Multiload of CSV data

Related Tags: etl data loading api cloudconnect

The GoodData platform supports loading multiple datasets from a set of CSV files in a single task. In addition to loading a single CSV file at a time, you can upload your CSV files, provide a JSON manifest file, and then execute the data load through a single API call. This method is particularly useful if your project contains many datasets, uses incremental data loading, or requires a long time to synchronize data.

We recommend that you use our new “batch upload” functionality to enable greater overall throughput for your customers’ ETL. This parameter, when set to TRUE, will group all data set uploads from a single CloudConnect graph execution into one batch to be executed directly on our data loading infrastructure, thereby enabling the CloudConnect worker to move on to the next customer’s graph execution rather than waiting for all data sets to be separately, independently loaded before the CC worker is freed up.

  • Multiload of CSV data was introduced in Release 98.3.
  • This feature is backward compatible with all of your existing ETL scripts.
  • Support for multiload through CloudConnect is available since Release 100.7.

Overview

When a project is refreshed through scripted methods, ETL developers must manage the challenge of starting each CSV data loading task for each dataset. Multiload simplifies this process by integrating all of the data loading tasks into a single task.

When the appropriate API call is executed, the data loading interface manages the entire process. The loading process consists of two phases: the first one is common for all datasets (hence an error during this phase causes crash for all datasets), while the second one processes each dataset independently (they are processed in the order specified in the manifest file, and when errors are encountered with a specific dataset, the loading of the next dataset is started).

Process

The following steps outline the basic process of using multiload:

  1. Build your manifest file to reflect the fields of each dataset. Name this file upload_info.json. See Manifest File below.
  2. Upload all CSV data files and the manifest to a directory on the GoodData platform. See Project-Specific Storage.
  3. Execute a POST to the following API endpoint:
    /gdc/md/[project-id]/etl/pull2
    
  4. The data loading interface (SLI) handles the loading of each dataset with the appropriate CSV, as specified in the manifest. If errors are encountered, the loading of the next CSV file is begun.

Manifest File

The structure of the manifest is very similar to the single-file version. The file is an array of individual manifests, and it must be named upload_info.json:

{
   "dataSetSLIManifestList" : [
        {
            "dataSetSLIManifest": {
                "parts": [
                    {
                        "columnName": "team_id",
                        "mode": "FULL",
                        "populates": [
                            "label.dim_team.id"
                        ],
                        "referenceKey": 1
                    },
                    {
                        "columnName": "name",
                        "mode": "FULL",
                        "populates": [
                            "label.dim_team.name"
                        ]
                    }
                ],
                "file": "dim_team.csv",
                "dataSet": "dataset.dim_team"
            }
        },
        {
            "dataSetSLIManifest": {
                "parts": [
                    {
                        "columnName": "assignee_id",
                        "mode": "FULL",
                        "populates": [
                            "label.dim_assignee.id"
                        ],
                        "referenceKey": 1
                    },
                    {
                        "columnName": "team_id",
                        "mode": "FULL",
                        "populates": [
                            "label.dim_assignee.team_id"
                        ],
                        "referenceKey": 1
                    },
                    {
                        "columnName": "name",
                        "mode": "FULL",
                        "populates": [
                            "label.dim_assignee.name"
                        ]
                    }
                ],
                "file": "dim_assignee.csv",
                "dataSet": "dataset.dim_assignee"
            }
        }
    ]
}

Configure CloudConnect Graphs in Data Integration Console

NOTE: The following procedure applies to you only if your token was created before January 16, 2016. If your token was created on January 16, 2016, or later, batch mode is already set as default for you. For more details, see Data Loading Modes in CloudConnect.

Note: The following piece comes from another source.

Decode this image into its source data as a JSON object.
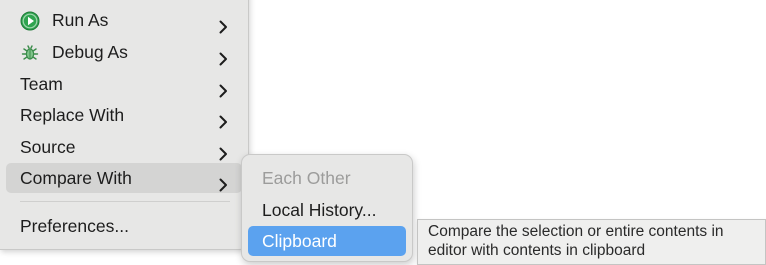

In the Data Integration Console, you can configure your ETL graphs to batch load data by adding a new parameter to the process schedule.

Steps:

  1. Click on your name in the GoodData Portal, and select Data Integration Console from the dropdown.
  2. In Data Integration Console, select and open your schedule.
  3. Click Add parameter.
  4. For the name of the parameter, enter GDC_USE_BATCH_SLI_UPLOAD. Set the value to TRUE.
  5. Save your changes.
  6. Run the graph to validate.

Remember

  • If data loading process fails in the middle of the running graph, no data is loaded.
  • A finished Dataset Writer does not mean that data load finished successfully. The process waits until all dataset writers are finished, and then the data is loaded.

Please let us know how this feature works for you.